Standard dating methods rely on last menstrual period and first-trimester biometry. When those are unavailable or unreliable, due to irregular cycles, absent first-trimester ultrasound, or late presentation, clinicians are left estimating gestational age without a reliable foundation. 

Delivery Date AI provides an independent, image-based Predicted Delivery Date (PDD) to support clinical judgment in these cases.

The PDD should be used as an aid to clinical judgment, alongside standard-of-care methods for assessing gestational age. It is not intended to replace clinical expertise or serve as the sole basis for clinical decisions. If the PDD differs from the clinician's EDD by more than 10 days, a holistic reassessment of the clinical scenario and patient history is recommended.

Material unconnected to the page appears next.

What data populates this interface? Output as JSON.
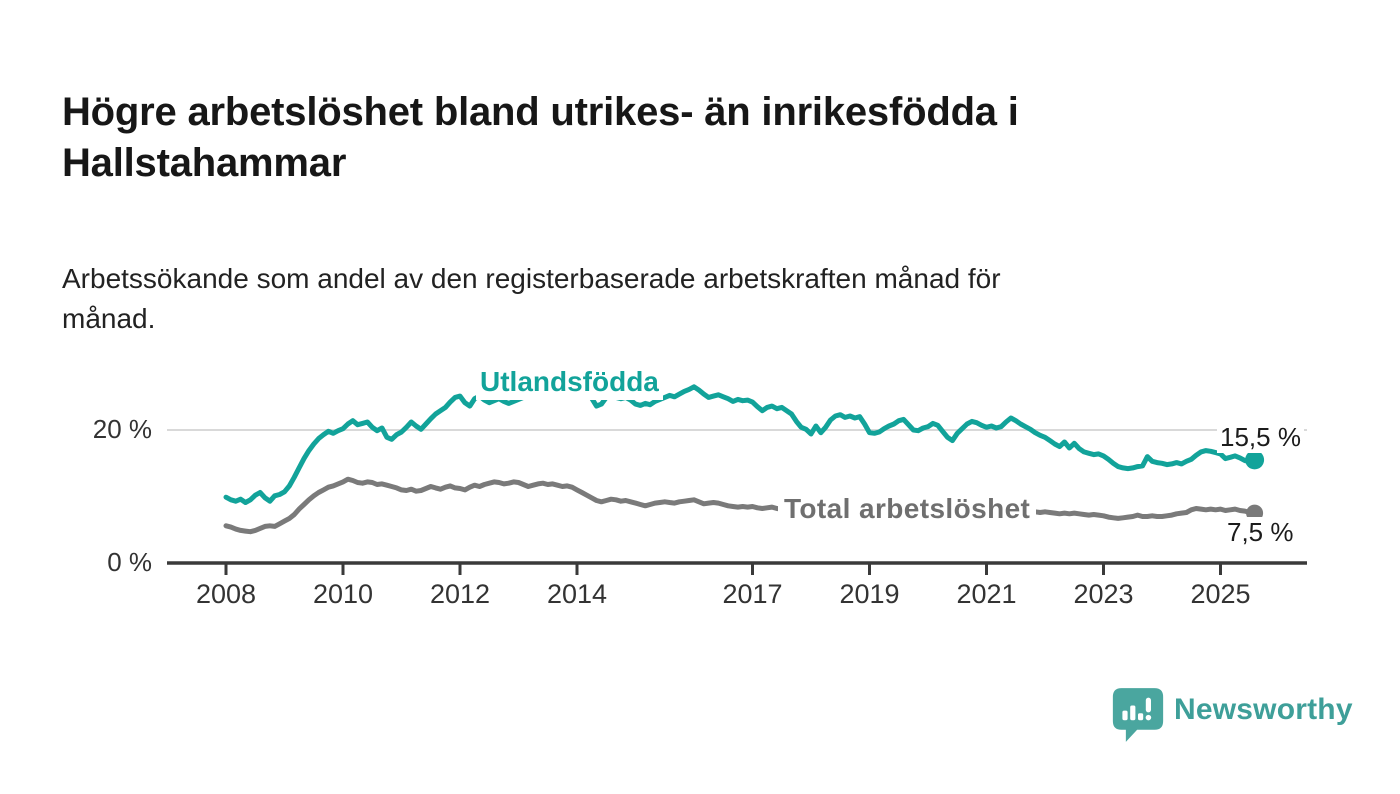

In clinical validation (N=247 suboptimally dated singleton pregnancies), Delivery Date AI achieved a Mean Absolute Error (MAE) of 15.22 days (95% CI: 13.67 to 16.77), compared to the Hadlock method's MAE of 36.41 days (95% CI: 32.88 to 39.94). This represents a 21.19-day absolute improvement over the pre-specified 7-day superiority margin (p<0.001), and a 58% reduction in prediction error compared to the current standard of care.

The study enrolled 247 patients with singleton pregnancies between 14 and 36 weeks gestation who lacked a reliable estimated delivery date due to irregular cycles, no first-trimester ultrasound, or late presentation. Results apply to this suboptimally dated population and should not be generalized to all pregnancies.

Delivery Date AI has been validated for use with 2D grayscale (including Doppler) images acquired from GE and Philips ultrasound systems, using convex, micro-convex, and transvaginal probes. Performance on images from vendors other than GE and Philips has not been established. Phased array and linear probes are not supported.

The system accepts DICOM files (.dcm) containing 2D grayscale static images, including Doppler. JPEG, PNG, 3D/4D, M-mode, cine loops, and video formats are not supported.

Delivery Date AI is not intended for use in multiple gestations, pregnancies with known fetal anomalies, first trimester pregnancies (under 14 0/7 weeks), or pregnancies at or beyond 37 0/7 weeks. It does not forecast medically induced delivery or predict the risk of preterm birth. It provides an estimate for spontaneous delivery only.

Delivery Date AI is intended to be used once per pregnancy, on the earliest eligible standard-of-care ultrasound examination in a suboptimally dated pregnancy. It is not intended for serial monitoring or repeated use to revise an existing EDD.

Delivery Date AI has received FDA De Novo clearance, establishing a new regulatory category for AI-powered delivery date prediction.

 It is also approved in Brazil (ANVISA) and offered in Chile under local regulatory allowances. Federal law restricts this device to sale by or on the order of a physician or other licensed healthcare professional.

Delivery Date AI complies with HIPAA and relevant privacy regulations. All data is encrypted using SSL/TLS protocols. The platform supports two-factor authentication for enhanced account security.